The Buddhist traditions range from the Theravada view, described here,
through the Absolutism that is part of Mahayana and the at least nearly
monotheistic perspective of Pure Land. For the moment, let us leave nirvana out
of the account. Theravada Buddhism holds that (besides nirvana) what there is
encompasses only momentary, dependent things. These things are^1 momentary
states, some mental and some physical (some involving consciousness, some
not). Much of later Buddhism accepts only mental states. These two claims^2 are
as nearly orthodoxly Buddhist as anything; those who denied them were
regarded as heretics. Everything is radically impermanent, transitory, fleeting;
nothing exists independent of other things.
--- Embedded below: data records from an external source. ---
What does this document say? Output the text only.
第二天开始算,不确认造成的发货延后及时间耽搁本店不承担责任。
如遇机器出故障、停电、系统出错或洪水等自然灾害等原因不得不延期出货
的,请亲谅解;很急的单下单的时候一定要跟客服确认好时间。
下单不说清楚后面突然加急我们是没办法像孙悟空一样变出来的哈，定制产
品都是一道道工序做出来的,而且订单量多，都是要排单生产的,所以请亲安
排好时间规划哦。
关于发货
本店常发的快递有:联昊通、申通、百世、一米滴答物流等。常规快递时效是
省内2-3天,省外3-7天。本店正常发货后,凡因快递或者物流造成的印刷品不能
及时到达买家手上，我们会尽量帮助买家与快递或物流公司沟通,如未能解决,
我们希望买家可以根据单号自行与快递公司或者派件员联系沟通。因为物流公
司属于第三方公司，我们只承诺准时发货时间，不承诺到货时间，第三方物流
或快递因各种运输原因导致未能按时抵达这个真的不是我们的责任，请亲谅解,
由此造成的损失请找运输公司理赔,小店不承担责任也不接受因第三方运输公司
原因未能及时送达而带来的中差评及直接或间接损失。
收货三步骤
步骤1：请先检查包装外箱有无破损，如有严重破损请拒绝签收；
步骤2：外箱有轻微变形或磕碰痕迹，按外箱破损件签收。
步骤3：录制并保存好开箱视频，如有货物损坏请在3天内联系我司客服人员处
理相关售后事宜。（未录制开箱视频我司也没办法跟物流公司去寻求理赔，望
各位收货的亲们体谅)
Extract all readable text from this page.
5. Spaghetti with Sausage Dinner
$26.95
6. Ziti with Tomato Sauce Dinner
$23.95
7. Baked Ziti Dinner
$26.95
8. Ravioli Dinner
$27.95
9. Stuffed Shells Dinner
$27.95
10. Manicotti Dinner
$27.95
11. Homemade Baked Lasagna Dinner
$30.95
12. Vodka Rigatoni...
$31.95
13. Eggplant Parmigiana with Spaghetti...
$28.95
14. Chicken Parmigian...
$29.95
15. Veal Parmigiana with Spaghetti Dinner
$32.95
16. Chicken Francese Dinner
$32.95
Advaita Vedanta Hinduism is itself a variety of Absolutism, which we will
describe in contrast to the non-Absolutist views of two other varieties of
Vedantic Hinduism. Advaita Absolutism holds that all that exists is qualityless
Brahman. There is one thing, not many, and this one thing of course stands in
no relation to any other thing. Nor does this one thing have any qualities
whatever.
The task before us in this chapter, then, is to come to understand these three
quite different, but all nonmonotheistic, accounts of what there is. Since Advaita
Vedanta is perhaps best understood in contrast with the other varieties of
Vedanta, which are monotheistic, beginning with it provides the easiest
transition from the discussion of the previous chapter.